Menteri Kehutanan menerbitkan surat keputusan penunjukan kawasan hutan Sumatera Utara pada 2005 seluas 3,7 juta hektar lebih. Namun, SK ini digugat dan putusan Mahkamah Agung menyatakan penunjukan kawasan hutan di Sumut melanggar UU. Kondisi ini, berdampak pada penyelesaian rancangan peraturan daerah (Ranperda) Rencana Tata Ruang Wilayah (RTRW) 2014-2034 di daerah ini.
Nurdin Lubis, sekretaris daerah Sumut, Rabu malam (13/8/14) mengatakan, ranperda RTRW belum bisa selesai, karena terhambat penunjukan kawasan hutan.
Keputusan Menteri Dalam Negeri tentang evaluasi ranperda RTRW Sumut telah terbit. Evaluasi itu mengamanatkan rencana pola ruang pada raperda mempedomani SK Menteri Kehutanan tentang penunjukan kawasan hutan Sumut. Namun, pasca putusan MA yang menyatakan SK Menhut itu melanggar UU otomatis penyusunan RTRW terganjal.
Dalam amar putusan MA, SK Menhut tidak sah dan tidak berlaku untuk umum. MA memerintahkan Menhut, mencabut keputusan itu dan menerbitkan keputusan baru. “Finalisasi RTRW menunggu keputusan baru.”
Menurut dia, agar penyusunan RTRW cepat selesai, pihaknya sudah dua kali menyurati Menhut, pada Januari 2014, dan Agustus 2014.
“Jika tidak segera keluar surat keputuan baru, program kita khusus itu akan terganggu. Dampaknya akan terjadi konflik dan tumpang tindih kawasan hutan mana yang bisa dipakai dan tidak. Ini berbahaya jika dibiarkan, jadi kami pro aktif mempertanyakan ke Kemenhut. ”
Forum Masyarakat Adat Batak Padang Lawas (FMABPL)dan Ikatan Pemuda Menolak Eksploitasi Hutan Lindung Wilayah Barat Sumut (IPMEHLBS) berbagi pandangan.
Edward Jore Napitupulu, FMABPL, kepada Mongabay mengatakan, ulah Kemenhut yang sembarangan membuat aturan penunjukan kawasan hutan Sumut, menjadi gambaran nyata kecerobohan dan rendahnya analisis maupun perhitungan soal itu.
Keadaan ini, memperlihatkan Kemenhut tidak menurunkan tim ke lapangan sebelum membuat aturan. Akhirnya, berdampak pada proses aturan daerah.
“Ini kecerobohan sangat fatal. Ada banyak pertimbangan seharusnya sebelum membuat keputusan,” katanya di Medan, Kamis (14/8/14)
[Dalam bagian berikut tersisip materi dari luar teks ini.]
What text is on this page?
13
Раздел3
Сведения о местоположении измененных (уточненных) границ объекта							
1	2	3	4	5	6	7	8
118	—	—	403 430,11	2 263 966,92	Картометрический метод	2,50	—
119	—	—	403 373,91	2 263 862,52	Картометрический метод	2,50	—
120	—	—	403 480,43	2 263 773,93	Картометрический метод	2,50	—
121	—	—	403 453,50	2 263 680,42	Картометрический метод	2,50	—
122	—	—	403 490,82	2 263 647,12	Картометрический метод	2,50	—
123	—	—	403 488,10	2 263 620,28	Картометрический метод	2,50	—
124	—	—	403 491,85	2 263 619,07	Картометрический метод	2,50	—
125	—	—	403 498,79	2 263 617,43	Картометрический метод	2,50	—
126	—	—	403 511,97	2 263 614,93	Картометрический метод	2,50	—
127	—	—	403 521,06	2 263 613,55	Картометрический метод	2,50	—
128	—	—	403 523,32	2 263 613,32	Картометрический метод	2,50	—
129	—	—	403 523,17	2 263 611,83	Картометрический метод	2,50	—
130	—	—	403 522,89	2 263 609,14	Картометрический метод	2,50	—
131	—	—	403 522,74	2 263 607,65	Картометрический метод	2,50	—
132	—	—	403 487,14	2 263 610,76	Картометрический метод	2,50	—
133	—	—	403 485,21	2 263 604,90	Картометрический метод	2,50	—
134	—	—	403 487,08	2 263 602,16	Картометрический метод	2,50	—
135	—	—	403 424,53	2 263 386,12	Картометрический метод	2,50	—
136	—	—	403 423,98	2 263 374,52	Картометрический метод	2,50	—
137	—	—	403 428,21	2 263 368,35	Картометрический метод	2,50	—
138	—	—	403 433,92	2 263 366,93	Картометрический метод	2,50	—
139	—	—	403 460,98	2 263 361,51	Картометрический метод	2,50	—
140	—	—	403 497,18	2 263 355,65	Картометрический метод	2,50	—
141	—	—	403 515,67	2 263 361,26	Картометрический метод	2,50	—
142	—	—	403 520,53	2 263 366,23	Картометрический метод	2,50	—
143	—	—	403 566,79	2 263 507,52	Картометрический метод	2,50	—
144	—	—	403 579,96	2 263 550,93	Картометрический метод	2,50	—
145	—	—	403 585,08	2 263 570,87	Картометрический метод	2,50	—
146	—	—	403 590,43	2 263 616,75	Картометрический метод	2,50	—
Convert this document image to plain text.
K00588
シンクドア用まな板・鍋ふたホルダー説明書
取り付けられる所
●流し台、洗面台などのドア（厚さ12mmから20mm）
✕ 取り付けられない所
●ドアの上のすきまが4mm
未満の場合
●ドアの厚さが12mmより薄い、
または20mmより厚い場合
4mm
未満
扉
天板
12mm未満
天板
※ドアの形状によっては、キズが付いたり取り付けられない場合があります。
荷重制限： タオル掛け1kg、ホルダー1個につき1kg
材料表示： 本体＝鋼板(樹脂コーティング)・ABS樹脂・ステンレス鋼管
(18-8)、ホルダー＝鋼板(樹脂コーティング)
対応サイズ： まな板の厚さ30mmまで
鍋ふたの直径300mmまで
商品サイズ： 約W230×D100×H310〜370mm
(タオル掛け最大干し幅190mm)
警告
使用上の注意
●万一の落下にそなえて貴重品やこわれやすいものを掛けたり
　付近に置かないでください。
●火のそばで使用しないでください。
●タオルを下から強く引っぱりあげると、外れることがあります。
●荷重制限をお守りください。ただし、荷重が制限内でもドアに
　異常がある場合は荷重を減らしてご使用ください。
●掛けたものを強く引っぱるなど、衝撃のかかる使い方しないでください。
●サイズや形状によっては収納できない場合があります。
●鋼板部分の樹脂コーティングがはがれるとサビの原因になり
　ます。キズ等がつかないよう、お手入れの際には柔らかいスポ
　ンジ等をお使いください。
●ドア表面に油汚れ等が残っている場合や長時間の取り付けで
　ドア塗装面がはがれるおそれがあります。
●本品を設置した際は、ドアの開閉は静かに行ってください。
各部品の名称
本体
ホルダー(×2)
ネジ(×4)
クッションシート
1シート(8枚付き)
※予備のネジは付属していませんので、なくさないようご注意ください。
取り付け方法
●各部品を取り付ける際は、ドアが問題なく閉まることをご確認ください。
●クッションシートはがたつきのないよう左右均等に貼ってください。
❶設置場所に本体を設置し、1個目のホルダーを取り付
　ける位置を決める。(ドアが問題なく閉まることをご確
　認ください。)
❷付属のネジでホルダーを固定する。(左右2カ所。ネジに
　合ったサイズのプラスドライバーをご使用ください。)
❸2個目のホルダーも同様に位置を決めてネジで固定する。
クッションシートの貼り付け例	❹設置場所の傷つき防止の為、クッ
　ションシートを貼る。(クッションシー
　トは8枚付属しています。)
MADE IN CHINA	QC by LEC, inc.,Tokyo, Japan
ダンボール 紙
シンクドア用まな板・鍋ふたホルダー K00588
Sedang Erlangga Hutabarat, dari IPMEHLBS, mengatakan, SK Menhut ini sarat kepentingan bagi para bandit kehutanan hingga sengaja digolkan menjadi aturan. “Itu sangat berguna bagi mereka untuk bisa masuk dan menguasi hutan dan lahan di Sumut.”
Berdasarkan catatan mereka, ada beberapa daerah masuk kawasan hutan, kini dikuasi pemodal yang berlindung di balik HPH maupun HTI.
Daerah yang masih berkonflik antara pemodal dengan masyarakat adat itu, seperti di Desa Pandumaan-Sipituhuta, Kabupaten Humbang Hasundutan. Ada 12 masyarakat adat sampai kini berstatus tersangka.
Di Mandailing Natal, hutan Rantopuron, Desa Hutabargot, mengalami hal sama, Taman Nasional Batang Gadis (TNBG) ini rusak dan hancur. “Setidaknya 1.300 hektar hutan lindung hancur di Sumut.”